A partir do dia 6, em Heiligendamm, pequeno balneário
alemão no Báltico, sede do G8
de 2007, o presidente Luiz Inácio Lula da Silva poderá falar
-e ser ouvido com interesse-
sobre biocombustíveis, na medida em que o assunto principal
da cúpula passou a ser a busca
por fontes de energia que sejam
menos prejudiciais ao ambiente e, ao mesmo tempo, provenham de fornecedores seguros.
O Brasil não faz parte do G8,
composto por Estados Unidos,
Japão, Alemanha, França, Reino Unido, Itália, Canadá e Rússia. Mas Lula foi convidado a
participar na forma que a imaginativa retórica diplomática
batizou de G8+5 (os cinco são,
além do Brasil, a China, o México, a Índia e a África do Sul).
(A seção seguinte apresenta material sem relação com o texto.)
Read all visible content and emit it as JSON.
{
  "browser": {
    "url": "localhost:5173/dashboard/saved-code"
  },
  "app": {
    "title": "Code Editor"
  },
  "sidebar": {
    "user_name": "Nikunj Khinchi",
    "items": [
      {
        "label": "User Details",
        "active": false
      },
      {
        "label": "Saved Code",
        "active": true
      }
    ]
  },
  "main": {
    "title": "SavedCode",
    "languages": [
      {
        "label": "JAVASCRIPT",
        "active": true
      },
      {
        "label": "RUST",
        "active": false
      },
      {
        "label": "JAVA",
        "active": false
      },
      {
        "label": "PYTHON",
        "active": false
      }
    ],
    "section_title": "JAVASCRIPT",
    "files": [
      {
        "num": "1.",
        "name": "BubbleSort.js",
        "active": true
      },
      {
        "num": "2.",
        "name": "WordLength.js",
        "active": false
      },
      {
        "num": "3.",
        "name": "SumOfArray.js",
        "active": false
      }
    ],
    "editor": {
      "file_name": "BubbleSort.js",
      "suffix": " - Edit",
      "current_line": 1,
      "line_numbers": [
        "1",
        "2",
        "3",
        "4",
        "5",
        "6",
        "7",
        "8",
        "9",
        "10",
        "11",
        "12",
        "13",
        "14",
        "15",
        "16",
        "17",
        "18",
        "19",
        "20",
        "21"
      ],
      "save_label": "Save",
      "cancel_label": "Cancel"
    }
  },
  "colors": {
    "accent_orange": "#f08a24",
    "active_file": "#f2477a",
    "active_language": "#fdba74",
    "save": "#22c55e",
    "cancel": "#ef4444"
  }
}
Qual a diferença entre as 31
cúpulas anteriores e a de Heiligendamm? Simples: antes, os
temas passavam a anos-luz da
possibilidade de interferência
do Brasil. Tratava-se, acima de
tudo, de discutir como ajeitar a
economia mundial de acordo
com os humores e interesses
dos sete grandes. A incorporação da Rússia não mudou quase
nada o espírito do grupo, tanto
que os russos, nos primeiros
anos após a sua entrada, ficaram confinados ao dia final,
quando já estava encerrado o
debate de temas econômicos.
Mesmo neste ano, o projeto
inicial da Alemanha, presidente de turno do G8, previa debater a transparência dos mercados financeiros mundiais, a redução dos desequilíbrios macroeconômicos, a liberdade de
investimento e as conseqüências sociais da globalização.
O que mudou tudo foi o relatório do Painel Intergovernamental sobre Mudança Climática, que prevê uma catástrofe
global se não forem adotadas
medidas urgentes para combater o chamado efeito estufa, os
gases que causam o aquecimento global.
A mudança de agenda foi honestamente admitida por
Bernd Pfaffenbach, o "sherpa"
alemão, em entrevista recente
ao jornal britânico "Financial
Times" ("sherpa" é a palavra
que se usa em cúpulas globais
para designar os funcionários
que fazem o trabalho preparatório, como os guias que conduzem os alpinistas no Himalaia).
"Os líderes não podem falar
durante um dia e meio apenas
sobre como alcançar um crescimento econômico mais equilibrado. Energia e mudança climática são tão importantes
quanto a economia", afirmou.
O Brasil não tem peso para
reequilibrar a economia mundial, como é óbvio. Mas, em matéria de combate ao aquecimento global, pode, sim, falar
daquilo em que é especialista
mundialmente reconhecido: a
produção de álcool, combustível limpo e que não procede, ao
menos por enquanto, de países
sujeitos a tormentas políticas,
como a Venezuela e os países
árabes, grandes fornecedores
de petróleo. Ou mesmo a Rússia, cujo gás tem sido usado para o que a União Européia considera uma chantagem.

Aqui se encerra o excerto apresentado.